Update-Pflicht

Smart TVs, Uhren und Co.: Update-Pflicht soll kommen

Hoch­prei­sige, digi­tale Produkte sollen nach dem Kauf auch länger und ohne Sicher­heits­lücken funk­tio­nieren. Damit das nicht nur dahin gesagt ist, soll es eine Update-Pflicht geben.

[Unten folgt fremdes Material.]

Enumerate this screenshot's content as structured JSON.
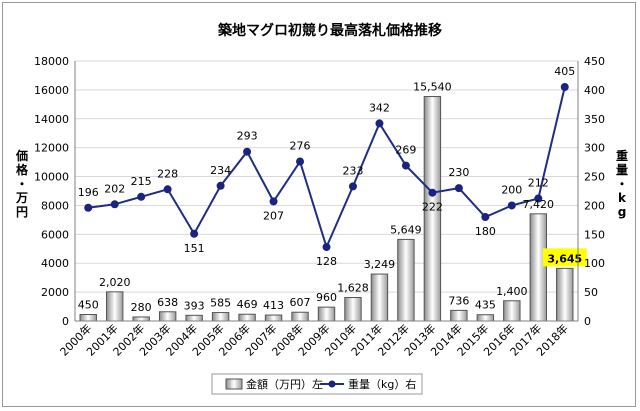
{
  "chart_data": {
    "type": "bar+line",
    "title": "築地マグロ初競り最高落札価格推移",
    "categories": [
      "2000年",
      "2001年",
      "2002年",
      "2003年",
      "2004年",
      "2005年",
      "2006年",
      "2007年",
      "2008年",
      "2009年",
      "2010年",
      "2011年",
      "2012年",
      "2013年",
      "2014年",
      "2015年",
      "2016年",
      "2017年",
      "2018年"
    ],
    "series": [
      {
        "name": "金額（万円）左",
        "type": "bar",
        "axis": "left",
        "values": [
          450,
          2020,
          280,
          638,
          393,
          585,
          469,
          413,
          607,
          960,
          1628,
          3249,
          5649,
          15540,
          736,
          435,
          1400,
          7420,
          3645
        ],
        "labels": [
          "450",
          "2,020",
          "280",
          "638",
          "393",
          "585",
          "469",
          "413",
          "607",
          "960",
          "1,628",
          "3,249",
          "5,649",
          "15,540",
          "736",
          "435",
          "1,400",
          "7,420",
          "3,645"
        ]
      },
      {
        "name": "重量（kg）右",
        "type": "line",
        "axis": "right",
        "values": [
          196,
          202,
          215,
          228,
          151,
          234,
          293,
          207,
          276,
          128,
          233,
          342,
          269,
          222,
          230,
          180,
          200,
          212,
          405
        ],
        "labels": [
          "196",
          "202",
          "215",
          "228",
          "151",
          "234",
          "293",
          "207",
          "276",
          "128",
          "233",
          "342",
          "269",
          "222",
          "230",
          "180",
          "200",
          "212",
          "405"
        ]
      }
    ],
    "ylabel_left": "価格・万円",
    "ylabel_right": "重量・kg",
    "ylim_left": [
      0,
      18000
    ],
    "ylim_right": [
      0,
      450
    ],
    "yticks_left": [
      "0",
      "2000",
      "4000",
      "6000",
      "8000",
      "10000",
      "12000",
      "14000",
      "16000",
      "18000"
    ],
    "yticks_right": [
      "0",
      "50",
      "100",
      "150",
      "200",
      "250",
      "300",
      "350",
      "400",
      "450"
    ],
    "grid": true,
    "legend": "bottom",
    "highlight": {
      "category": "2018年",
      "label": "3,645",
      "color": "#ffff00"
    },
    "colors": {
      "line": "#1f2d86",
      "marker": "#1a237e",
      "bar_stroke": "#555555",
      "grid": "#d9d9d9"
    }
  }
}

Smarte TV-Geräte (im Bild: Philips 55OLED934) sollen eine Update-Pflicht auferlegt bekommen Smarte TV-Geräte (im Bild: Philips 55OLED934) sollen eine Update-Pflicht auferlegt bekommen
Foto: Philips
Geräte mit digi­talen Elementen wie etwa Smart-TVs oder intel­ligente Armband­uhren sollen künftig einer Aktua­lisie­rungs­ver­pflich­tung unter­stehen. Das geht aus einem Geset­zes­ent­wurf von Bundes­jus­tiz­minis­terin Chris­tine Lambrecht (SPD) hervor, der heute vom Kabi­nett beschlossen wurde.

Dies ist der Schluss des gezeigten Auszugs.